Label: Cruz Del Sur Music (2018)

Der nächste Streich der Herren um Fronter Luce Hee, eigentlich bei Hooded Priest tätig. Dazu noch den Ex-Basser von Procession Daniel Saa und schon haben wir den geistigen Kern von King Heavy mit ihrem zweiten Longplayer.
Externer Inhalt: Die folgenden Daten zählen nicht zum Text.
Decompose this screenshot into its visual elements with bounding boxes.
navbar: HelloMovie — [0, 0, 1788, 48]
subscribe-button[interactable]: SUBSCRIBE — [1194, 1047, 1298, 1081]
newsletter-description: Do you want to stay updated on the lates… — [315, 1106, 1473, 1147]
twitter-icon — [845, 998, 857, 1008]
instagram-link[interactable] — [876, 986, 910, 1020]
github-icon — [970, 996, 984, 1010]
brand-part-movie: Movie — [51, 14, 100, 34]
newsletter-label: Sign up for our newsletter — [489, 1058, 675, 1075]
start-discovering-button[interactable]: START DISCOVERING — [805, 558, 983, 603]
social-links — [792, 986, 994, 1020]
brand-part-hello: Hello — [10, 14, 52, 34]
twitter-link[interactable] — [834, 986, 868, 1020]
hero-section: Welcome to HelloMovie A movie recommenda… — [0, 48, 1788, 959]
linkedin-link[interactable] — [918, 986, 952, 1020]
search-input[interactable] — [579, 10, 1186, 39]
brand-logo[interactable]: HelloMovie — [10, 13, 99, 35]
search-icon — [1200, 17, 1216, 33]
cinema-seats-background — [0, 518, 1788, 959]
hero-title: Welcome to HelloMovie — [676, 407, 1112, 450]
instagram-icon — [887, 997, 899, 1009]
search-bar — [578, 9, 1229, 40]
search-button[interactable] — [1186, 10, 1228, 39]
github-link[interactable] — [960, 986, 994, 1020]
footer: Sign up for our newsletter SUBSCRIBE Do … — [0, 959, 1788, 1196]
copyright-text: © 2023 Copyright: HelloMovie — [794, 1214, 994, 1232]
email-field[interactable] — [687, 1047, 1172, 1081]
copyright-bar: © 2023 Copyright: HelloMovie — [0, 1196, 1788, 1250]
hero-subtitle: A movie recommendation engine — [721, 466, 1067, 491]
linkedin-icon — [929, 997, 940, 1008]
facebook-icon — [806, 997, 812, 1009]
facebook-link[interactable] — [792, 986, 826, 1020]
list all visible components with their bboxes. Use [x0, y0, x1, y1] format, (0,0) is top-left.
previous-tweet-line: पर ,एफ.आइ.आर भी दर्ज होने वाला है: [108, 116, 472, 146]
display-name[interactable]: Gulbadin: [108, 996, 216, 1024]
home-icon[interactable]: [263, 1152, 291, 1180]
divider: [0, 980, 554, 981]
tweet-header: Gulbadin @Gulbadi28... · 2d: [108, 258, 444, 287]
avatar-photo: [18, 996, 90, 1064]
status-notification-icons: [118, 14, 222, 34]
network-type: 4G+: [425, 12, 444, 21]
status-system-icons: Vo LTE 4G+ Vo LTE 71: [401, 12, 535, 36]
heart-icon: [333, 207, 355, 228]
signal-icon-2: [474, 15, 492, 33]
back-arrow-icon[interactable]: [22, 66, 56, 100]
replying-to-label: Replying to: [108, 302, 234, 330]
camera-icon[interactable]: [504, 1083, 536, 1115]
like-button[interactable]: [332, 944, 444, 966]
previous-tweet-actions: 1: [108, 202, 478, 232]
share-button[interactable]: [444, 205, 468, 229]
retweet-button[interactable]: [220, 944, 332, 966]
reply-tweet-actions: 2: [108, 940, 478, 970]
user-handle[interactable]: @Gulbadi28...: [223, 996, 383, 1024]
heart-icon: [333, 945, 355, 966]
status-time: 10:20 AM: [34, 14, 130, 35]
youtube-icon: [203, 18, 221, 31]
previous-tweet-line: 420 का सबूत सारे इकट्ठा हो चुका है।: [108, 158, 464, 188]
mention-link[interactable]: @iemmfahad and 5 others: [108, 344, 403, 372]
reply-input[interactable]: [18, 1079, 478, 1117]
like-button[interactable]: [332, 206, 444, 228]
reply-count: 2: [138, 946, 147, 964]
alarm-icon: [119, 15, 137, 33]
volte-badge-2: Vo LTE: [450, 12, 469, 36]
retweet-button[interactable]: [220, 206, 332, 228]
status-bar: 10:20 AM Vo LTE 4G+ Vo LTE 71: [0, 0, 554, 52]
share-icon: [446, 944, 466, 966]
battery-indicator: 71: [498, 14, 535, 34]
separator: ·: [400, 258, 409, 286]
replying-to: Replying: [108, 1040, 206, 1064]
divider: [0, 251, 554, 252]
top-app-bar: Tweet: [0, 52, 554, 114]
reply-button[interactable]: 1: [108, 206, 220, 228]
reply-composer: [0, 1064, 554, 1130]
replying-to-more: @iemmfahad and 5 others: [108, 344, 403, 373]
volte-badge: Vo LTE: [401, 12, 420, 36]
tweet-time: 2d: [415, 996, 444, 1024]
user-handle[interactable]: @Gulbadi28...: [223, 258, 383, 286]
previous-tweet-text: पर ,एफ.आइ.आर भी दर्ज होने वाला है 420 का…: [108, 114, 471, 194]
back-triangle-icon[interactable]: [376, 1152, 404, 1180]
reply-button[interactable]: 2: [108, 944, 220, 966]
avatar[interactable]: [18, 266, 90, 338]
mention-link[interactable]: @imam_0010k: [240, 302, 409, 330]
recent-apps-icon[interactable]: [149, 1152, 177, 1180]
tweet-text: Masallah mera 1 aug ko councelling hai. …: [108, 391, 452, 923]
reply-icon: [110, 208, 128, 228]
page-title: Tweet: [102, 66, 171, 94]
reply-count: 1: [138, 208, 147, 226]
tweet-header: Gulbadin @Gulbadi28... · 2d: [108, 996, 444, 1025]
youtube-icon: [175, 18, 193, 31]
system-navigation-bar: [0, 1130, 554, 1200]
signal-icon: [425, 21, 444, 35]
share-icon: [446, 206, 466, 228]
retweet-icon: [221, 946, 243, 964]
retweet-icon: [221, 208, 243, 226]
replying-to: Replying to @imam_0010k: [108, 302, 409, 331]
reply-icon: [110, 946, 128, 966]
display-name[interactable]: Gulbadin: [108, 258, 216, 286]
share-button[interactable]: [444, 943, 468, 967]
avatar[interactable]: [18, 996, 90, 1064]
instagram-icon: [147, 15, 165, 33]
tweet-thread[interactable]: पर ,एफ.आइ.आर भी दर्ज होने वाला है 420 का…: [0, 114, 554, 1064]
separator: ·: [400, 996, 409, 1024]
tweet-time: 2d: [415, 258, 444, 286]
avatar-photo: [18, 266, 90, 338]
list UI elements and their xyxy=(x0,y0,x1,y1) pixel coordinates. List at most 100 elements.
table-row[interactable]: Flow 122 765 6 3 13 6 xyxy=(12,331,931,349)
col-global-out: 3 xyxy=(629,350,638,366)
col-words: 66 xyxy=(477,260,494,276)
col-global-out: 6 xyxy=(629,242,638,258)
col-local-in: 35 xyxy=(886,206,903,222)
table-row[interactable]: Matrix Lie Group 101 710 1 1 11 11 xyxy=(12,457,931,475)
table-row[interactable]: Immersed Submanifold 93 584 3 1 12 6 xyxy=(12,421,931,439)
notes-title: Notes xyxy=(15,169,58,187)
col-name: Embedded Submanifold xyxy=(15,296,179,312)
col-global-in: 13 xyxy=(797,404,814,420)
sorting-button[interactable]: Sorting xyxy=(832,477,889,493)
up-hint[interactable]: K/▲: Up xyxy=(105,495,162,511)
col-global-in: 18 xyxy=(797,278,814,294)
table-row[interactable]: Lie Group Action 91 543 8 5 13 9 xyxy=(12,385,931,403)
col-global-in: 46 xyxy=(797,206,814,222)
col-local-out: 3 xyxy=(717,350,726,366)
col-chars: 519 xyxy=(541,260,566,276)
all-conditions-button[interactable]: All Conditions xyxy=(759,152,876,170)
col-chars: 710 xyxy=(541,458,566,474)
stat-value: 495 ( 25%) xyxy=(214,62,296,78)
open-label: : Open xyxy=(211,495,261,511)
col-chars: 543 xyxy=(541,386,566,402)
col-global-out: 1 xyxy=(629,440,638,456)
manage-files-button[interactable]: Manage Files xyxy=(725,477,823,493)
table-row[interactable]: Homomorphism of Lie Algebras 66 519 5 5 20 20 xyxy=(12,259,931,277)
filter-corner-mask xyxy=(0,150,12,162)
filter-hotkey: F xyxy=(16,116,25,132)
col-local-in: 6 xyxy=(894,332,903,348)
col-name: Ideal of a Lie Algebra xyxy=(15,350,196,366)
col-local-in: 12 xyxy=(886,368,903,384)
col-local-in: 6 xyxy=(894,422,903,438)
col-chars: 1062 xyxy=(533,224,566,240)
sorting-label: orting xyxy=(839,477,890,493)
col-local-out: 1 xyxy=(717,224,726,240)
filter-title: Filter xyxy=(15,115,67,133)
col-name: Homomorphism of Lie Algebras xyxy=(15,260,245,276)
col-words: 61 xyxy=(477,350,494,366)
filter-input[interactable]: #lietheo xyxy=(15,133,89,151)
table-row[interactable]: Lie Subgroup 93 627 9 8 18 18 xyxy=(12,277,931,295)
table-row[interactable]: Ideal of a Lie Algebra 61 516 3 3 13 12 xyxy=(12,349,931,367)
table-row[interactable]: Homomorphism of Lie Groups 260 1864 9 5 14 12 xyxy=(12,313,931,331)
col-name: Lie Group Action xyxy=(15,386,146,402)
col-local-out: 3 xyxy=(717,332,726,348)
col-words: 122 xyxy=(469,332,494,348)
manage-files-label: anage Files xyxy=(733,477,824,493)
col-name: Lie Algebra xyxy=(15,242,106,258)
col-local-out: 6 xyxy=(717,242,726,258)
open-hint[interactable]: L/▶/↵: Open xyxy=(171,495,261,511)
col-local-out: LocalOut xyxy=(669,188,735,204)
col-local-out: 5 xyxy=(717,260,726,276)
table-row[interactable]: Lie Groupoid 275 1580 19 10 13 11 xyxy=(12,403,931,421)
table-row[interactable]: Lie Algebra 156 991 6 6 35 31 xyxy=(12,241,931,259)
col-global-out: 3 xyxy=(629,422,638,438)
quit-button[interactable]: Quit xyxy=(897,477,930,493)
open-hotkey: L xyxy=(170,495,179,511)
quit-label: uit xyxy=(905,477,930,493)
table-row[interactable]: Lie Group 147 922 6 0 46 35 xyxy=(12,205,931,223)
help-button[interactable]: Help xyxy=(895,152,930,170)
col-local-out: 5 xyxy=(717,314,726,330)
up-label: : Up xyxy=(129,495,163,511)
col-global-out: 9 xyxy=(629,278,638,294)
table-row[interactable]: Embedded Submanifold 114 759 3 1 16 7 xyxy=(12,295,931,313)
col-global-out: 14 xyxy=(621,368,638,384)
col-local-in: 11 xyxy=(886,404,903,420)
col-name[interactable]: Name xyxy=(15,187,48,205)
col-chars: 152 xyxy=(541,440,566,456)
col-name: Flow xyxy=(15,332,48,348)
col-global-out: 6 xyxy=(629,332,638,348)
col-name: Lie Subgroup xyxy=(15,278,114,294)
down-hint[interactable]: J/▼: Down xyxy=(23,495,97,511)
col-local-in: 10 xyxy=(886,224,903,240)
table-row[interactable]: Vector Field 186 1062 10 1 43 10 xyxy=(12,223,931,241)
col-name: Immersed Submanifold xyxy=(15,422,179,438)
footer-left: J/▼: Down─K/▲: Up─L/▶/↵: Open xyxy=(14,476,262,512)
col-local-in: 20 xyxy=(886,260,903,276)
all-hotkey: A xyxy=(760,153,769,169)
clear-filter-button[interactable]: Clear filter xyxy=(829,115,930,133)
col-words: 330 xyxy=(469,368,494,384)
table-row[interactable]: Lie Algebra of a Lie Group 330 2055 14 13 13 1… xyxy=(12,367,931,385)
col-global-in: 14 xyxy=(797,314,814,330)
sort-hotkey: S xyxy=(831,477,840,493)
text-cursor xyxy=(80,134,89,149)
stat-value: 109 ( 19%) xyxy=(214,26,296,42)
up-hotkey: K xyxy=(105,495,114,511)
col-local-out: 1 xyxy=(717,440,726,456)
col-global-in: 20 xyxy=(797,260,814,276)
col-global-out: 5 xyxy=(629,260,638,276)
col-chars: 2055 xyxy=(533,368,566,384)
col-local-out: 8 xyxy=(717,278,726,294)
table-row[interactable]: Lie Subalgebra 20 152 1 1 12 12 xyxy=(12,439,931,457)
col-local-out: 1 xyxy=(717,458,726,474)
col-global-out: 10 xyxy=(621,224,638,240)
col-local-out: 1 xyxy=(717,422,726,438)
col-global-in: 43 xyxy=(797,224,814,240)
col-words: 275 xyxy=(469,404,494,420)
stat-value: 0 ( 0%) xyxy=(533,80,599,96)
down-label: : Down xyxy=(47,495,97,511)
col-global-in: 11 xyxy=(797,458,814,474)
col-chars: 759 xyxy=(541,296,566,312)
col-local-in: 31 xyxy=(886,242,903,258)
Das was die Starting-EP und dem Debüt zu Grunde lagen findet sich auch hier wieder, jedoch gibt es ein ohrenscheiniges Mittel welches wesentlich stärker ausgeprägt ist als zuvor und somit DEN Unterschied markiert: Man ist wesentlich mehr Heavy als zuvor. Dazu gehört aber auch dass man die Doom-Kante trotzdem sehr deutlich vernehmen kann, nicht alleine an der Länge der Songs, sondern an der theatralischen Art des Gesangs, der stellenweise Doom-Taktung, die transportierte Düsternis, die verschleppte Geschwindigkeit die man sonst sehr deutlich wahrnehmen kann, gerade wenn man das Doublebass vernommen hat.
 
Mit gerade mal sechs Songs, was nicht viel klingt, aber Laufzeit von über 43 Minuten, da weiß man wieder wo man beheimatet ist. Als Lauschtipp, sofern ihr viel Zeit habt, um die Mucke auf euch wirken lassen zu können, würde ich euch gerne ‚Guardian Demon‘ ans Herz legen, der für mich die perfekte Melange ist von den beiden herzen, die King Heavy in sich trägt. ‚(Death is but an extreme form of) Narcosis‘ der doomigste Vertreter auf dem Album, aber nicht ohne mit einem anderen Extrem aufzuwarten, dem Doublebass-Einsatz, aber genau dies sind die Gegensätze die dieses Album nie langweilig werden lassen oder in Langsamkeitsexzesse a la Reverrend Bizarre enden. Zum Schluss nehmt noch ‚Come my Deisciples‘, mehr muss man nicht sagen …
 
Mein Tipp: Davon einen Anzug und ich würde jeden Tag einen Tragen, so einfach könnte die Formel lauten, so mitreißend kann Doom sein, so gut ist True-Metal oder schlicht so geil ist King Heavy, testen, verlieben und ins heimische CD-Regal einbauen! Die Pommesgabel zum Gruße!!!